The Vikings coaching and college scouting staffs spent the week in Mobile at the Senior Bowl, observing practices and conducting interviews to continue building scouting reports on some of the country's best college football players. Vikings Head Coach Mike Zimmer keeps a universal perspective in mind as he watches practices and thinks about improving his team, but he surely can't help but to pay special attention to the defensive players.
It was the Senior Bowl, after all, where the Vikings found perhaps the perfect fit at safety in Zimmer's defense. Harrison Smith was a Senior Bowl standout in 2012, so much so that the Vikings, who coached the North squad that season, felt strongly enough about his potential that they traded back into the end of the first round to secure Smith's services.

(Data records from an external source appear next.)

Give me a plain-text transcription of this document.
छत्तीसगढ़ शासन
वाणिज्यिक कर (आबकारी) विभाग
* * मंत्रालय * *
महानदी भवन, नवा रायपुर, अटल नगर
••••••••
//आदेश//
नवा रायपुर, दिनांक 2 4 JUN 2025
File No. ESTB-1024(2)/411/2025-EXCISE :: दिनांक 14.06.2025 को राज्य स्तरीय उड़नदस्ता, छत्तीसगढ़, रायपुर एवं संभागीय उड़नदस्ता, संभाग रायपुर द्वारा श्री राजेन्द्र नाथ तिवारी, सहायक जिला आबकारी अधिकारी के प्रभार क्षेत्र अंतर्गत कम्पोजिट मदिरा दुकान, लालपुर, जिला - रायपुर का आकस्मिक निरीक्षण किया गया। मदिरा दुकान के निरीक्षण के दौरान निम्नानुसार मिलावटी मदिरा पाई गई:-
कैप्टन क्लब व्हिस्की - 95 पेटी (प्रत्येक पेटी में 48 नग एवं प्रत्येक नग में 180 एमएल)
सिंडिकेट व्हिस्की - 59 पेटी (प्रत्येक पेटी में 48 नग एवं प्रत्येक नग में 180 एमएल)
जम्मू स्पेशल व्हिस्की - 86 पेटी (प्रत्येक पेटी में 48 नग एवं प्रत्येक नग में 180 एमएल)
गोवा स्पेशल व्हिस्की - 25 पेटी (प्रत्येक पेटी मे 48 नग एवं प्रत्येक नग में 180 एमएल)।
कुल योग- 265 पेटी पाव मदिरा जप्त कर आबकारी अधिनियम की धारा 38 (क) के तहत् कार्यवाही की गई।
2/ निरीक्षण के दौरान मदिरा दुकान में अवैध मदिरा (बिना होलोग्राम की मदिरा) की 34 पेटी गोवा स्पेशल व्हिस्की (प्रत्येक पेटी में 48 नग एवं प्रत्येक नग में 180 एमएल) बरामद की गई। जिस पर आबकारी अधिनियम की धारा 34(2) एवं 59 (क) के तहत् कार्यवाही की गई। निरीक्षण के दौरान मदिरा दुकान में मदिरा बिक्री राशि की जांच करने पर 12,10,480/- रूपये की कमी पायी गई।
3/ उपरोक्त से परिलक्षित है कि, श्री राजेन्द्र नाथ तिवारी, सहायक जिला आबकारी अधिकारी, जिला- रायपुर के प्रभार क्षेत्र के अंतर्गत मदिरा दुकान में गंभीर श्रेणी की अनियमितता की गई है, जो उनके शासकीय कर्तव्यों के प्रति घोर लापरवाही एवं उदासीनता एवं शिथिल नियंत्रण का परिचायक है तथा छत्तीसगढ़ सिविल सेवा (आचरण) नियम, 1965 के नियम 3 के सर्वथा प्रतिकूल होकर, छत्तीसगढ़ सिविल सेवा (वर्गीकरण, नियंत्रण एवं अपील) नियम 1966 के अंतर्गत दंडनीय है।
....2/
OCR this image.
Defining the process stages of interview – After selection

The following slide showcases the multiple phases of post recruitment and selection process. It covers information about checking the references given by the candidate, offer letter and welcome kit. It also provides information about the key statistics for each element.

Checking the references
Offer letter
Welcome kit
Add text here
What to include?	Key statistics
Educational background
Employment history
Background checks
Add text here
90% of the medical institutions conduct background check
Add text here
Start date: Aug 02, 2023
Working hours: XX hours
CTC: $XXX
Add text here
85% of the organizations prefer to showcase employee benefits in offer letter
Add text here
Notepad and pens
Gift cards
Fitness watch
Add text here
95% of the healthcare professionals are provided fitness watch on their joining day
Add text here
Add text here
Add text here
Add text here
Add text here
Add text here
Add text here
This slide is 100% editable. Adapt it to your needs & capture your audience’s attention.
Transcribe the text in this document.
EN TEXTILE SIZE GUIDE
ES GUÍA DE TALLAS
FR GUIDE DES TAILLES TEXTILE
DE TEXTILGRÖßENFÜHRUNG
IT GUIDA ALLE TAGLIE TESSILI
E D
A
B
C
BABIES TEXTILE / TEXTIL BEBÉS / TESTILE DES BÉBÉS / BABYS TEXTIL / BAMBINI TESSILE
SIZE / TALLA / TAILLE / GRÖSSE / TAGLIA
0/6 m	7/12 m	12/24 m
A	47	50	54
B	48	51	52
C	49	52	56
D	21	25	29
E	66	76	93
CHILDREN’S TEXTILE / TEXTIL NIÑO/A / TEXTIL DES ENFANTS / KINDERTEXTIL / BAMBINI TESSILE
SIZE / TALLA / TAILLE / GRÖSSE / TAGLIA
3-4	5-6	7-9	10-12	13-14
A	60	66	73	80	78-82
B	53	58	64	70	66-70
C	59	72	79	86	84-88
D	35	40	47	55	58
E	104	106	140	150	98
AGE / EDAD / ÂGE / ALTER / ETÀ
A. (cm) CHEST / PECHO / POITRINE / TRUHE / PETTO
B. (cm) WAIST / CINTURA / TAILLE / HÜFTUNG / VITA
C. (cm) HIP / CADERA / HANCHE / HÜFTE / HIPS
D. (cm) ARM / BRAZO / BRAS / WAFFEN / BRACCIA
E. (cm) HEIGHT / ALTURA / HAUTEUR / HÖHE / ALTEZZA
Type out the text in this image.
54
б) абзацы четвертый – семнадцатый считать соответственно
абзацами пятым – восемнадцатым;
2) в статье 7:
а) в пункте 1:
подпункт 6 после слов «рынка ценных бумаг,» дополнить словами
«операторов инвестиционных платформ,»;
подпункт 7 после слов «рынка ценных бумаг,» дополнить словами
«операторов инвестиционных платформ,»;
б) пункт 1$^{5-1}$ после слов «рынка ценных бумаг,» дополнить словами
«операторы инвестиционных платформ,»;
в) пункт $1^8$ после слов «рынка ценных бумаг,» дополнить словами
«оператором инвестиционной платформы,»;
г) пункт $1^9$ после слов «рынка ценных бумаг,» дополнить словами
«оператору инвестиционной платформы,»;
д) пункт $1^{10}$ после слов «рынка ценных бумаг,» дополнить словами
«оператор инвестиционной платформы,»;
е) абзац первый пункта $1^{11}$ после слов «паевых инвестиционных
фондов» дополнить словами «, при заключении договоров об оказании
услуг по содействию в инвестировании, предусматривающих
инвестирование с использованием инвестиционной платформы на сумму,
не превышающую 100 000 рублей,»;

Zimmer was not with the Vikings at the time, but fast-forward two seasons later and it looks as if Smith was hand-picked to play in Zimmer's defense.
In over 20 years coaching in the NFL, Zimmer has found success with defenses that feature odd-man fronts and even-man fronts, by bringing pressure and by playing coverage, and with zone principles and man principles. Aside from an uncanny ability to devise scheme and adapt to what offenses are doing, Zimmer has been able to remain versatile and successful for such a long time because he always seems to find players who are a perfect fit for his defenses – like Smith is in Minnesota.
George Edwards, the Vikings Defensive Coordinator, knows as well as anyone what exactly Zimmer wants from his defense and his defensive players in Minnesota.
"He does a little bit of everything pretty well for us – he is a good blitzer, he is good playing in the middle of the field, he is good down in the box," Edwards said. "From that aspect of it, his attention to detail and what he brings to the table should pan out well for us."
Smith is responsible for making every sort of play that a defender can make. Aside from leading the team in tackles with 120, Smith also collected nine pass breakups and five interceptions, 4.0 tackles for loss, 3.0 sacks and one forced fumble.
"I really get to do it all – blitz, play deep, come down and contain the run. I really get to do everything that a defensive player could be assigned to," Smith said. "It kind of lets you get involved in every aspect of the game."
Smith's production was copious and varied, but his head coach keeps it simple when describing what he likes about his hard-hitting safety.
"The thing I like most about Harrison is he's a football player, he's intelligent," Zimmer said. "He comes and asks questions if he doesn't know and he'll try to do it to the very best he possibly can."
The bottom line? Smith's a perfect fit.